I have been wondering why I am willing to endure the needles, hours of it, wounding my skin for the image to be permanently placed there. I feel the wounding is necessary as the wound heals and in its place there is an image of my own artwork, on my skin. This is uplifting and delighting in a way I don’t quite know how to express. Every time I catch a glimpse of my work (and I look a lot), I am pleased all over again.
There are many associations with each of the images I have placed. They are also part of what will be a whole piece when I am done. I don’t know that I will ever put my tatts in a place for others to see easily. The only time others see them is in summer or when I am in my bathers (as I swim frequently, they are frequently seen, usually by the grey-haired set, keeping their curls dry. That’s another story.). I don’t have tattoos for others, I have them for myself. Each piece and placement has more than one significance. The next piece will be on the painful side too. I’ve already drawn it.

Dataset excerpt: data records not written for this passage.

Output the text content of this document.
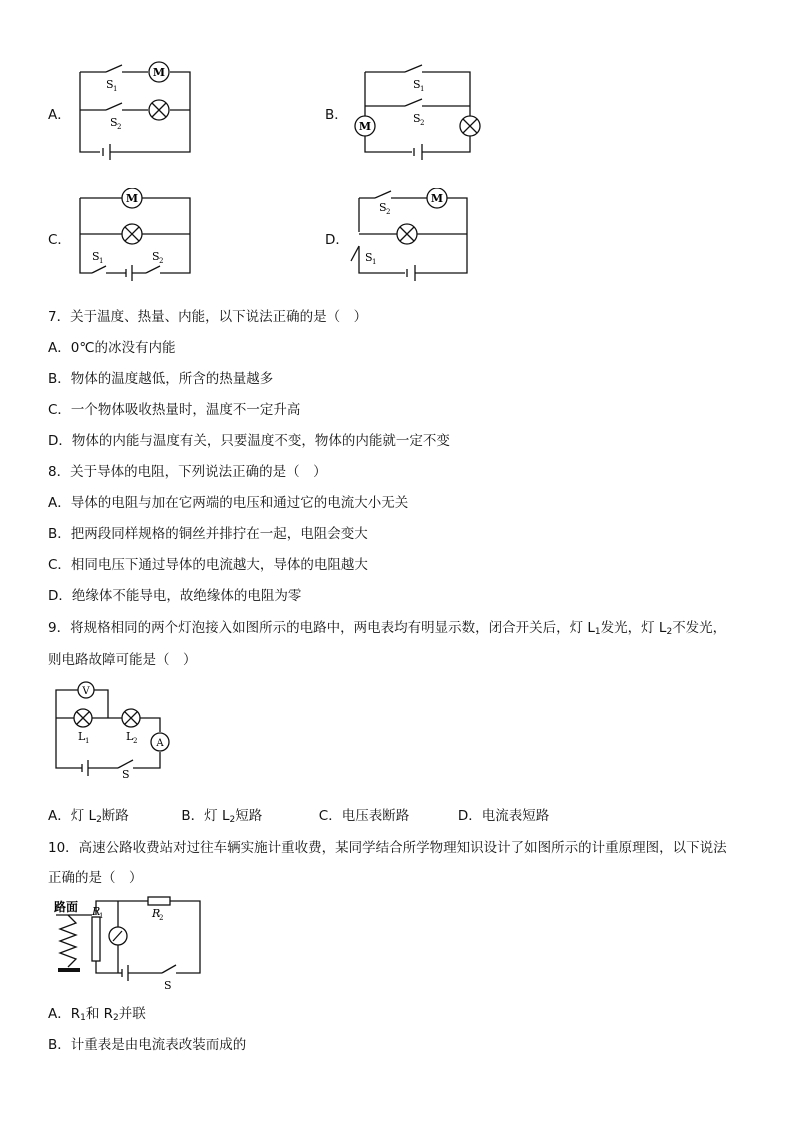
A．	B．
C．	D．
M
S 1
S 2	M
S 1
S 2
M
S 1	S 2
M
S 2
S 1
7．关于温度、热量、内能，以下说法正确的是（　）
A．0℃的冰没有内能
B．物体的温度越低，所含的热量越多
C．一个物体吸收热量时，温度不一定升高
D．物体的内能与温度有关，只要温度不变，物体的内能就一定不变
8．关于导体的电阻，下列说法正确的是（　）
A．导体的电阻与加在它两端的电压和通过它的电流大小无关
B．把两段同样规格的铜丝并排拧在一起，电阻会变大
C．相同电压下通过导体的电流越大，导体的电阻越大
D．绝缘体不能导电，故绝缘体的电阻为零
9．将规格相同的两个灯泡接入如图所示的电路中，两电表均有明显示数，闭合开关后，灯 $L_1$发光，灯 $L_2$不发光，
则电路故障可能是（　）
V
A
L 1	L 2
S
A．灯 $L_2$断路	B．灯 $L_2$短路	C．电压表断路	D．电流表短路
10．高速公路收费站对过往车辆实施计重收费，某同学结合所学物理知识设计了如图所示的计重原理图，以下说法
正确的是（　）
路面 R
1	R
2
S
A．$R_1$和 $R_2$并联
B．计重表是由电流表改装而成的
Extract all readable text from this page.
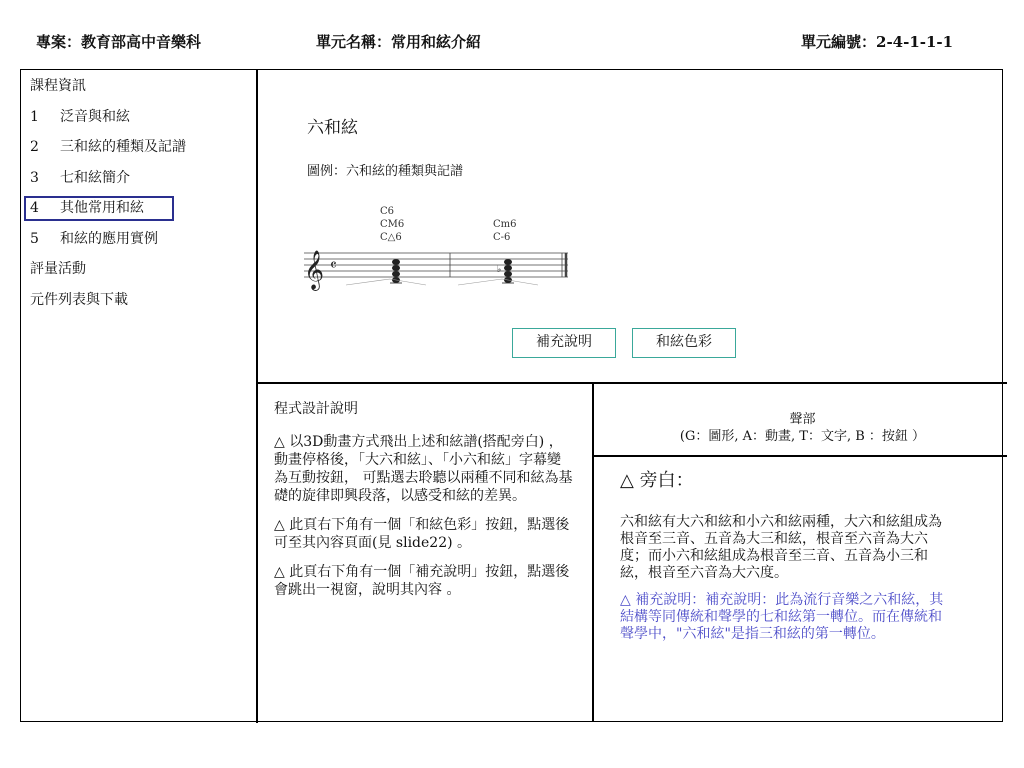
專案：教育部高中音樂科	單元名稱：常用和絃介紹	單元編號：2-4-1-1-1
課程資訊
1 泛音與和絃
2 三和絃的種類及記譜
3 七和絃簡介
4 其他常用和絃
5 和絃的應用實例
評量活動
元件列表與下載
六和絃
圖例：六和絃的種類與記譜
C6
CM6
C△6
Cm6
C-6
𝄞 𝄴	♭
補充說明	和絃色彩

程式設計說明

△ 以3D動畫方式飛出上述和絃譜(搭配旁白) ， 動畫停格後，「大六和絃」、「小六和絃」字幕變為互動按鈕， 可點選去聆聽以兩種不同和絃為基礎的旋律即興段落，以感受和絃的差異。

△ 此頁右下角有一個「和絃色彩」按鈕，點選後可至其內容頁面(見 slide22) 。

△ 此頁右下角有一個「補充說明」按鈕，點選後會跳出一視窗，說明其內容 。

聲部
(G：圖形, A：動畫, T：文字, B ：按鈕 ）
△ 旁白：
六和絃有大六和絃和小六和絃兩種，大六和絃組成為根音至三音、五音為大三和絃，根音至六音為大六度；而小六和絃組成為根音至三音、五音為小三和絃，根音至六音為大六度。
△ 補充說明：補充說明：此為流行音樂之六和絃，其結構等同傳統和聲學的七和絃第一轉位。而在傳統和聲學中，"六和絃"是指三和絃的第一轉位。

One question I am often asked is why they are on my upper back where I can’t see them? I can see my upper back by turning my head or looking in the mirror. Don’t other people look at their backs? The pieces are for me, not anyone else. They signify things for me. They elicit a range of stories, memories and concepts for me that are pleasurable. Isn’t it curious that people seem to think I have created them for others? I confess to not really understanding that. They are mine, I know they are there, I know what they signify and I know the whole piece it will become.
This is artwork designed by me, inspired by my design that I get to wear. It has taken more than half my life to get to this place and there is such freedom in it.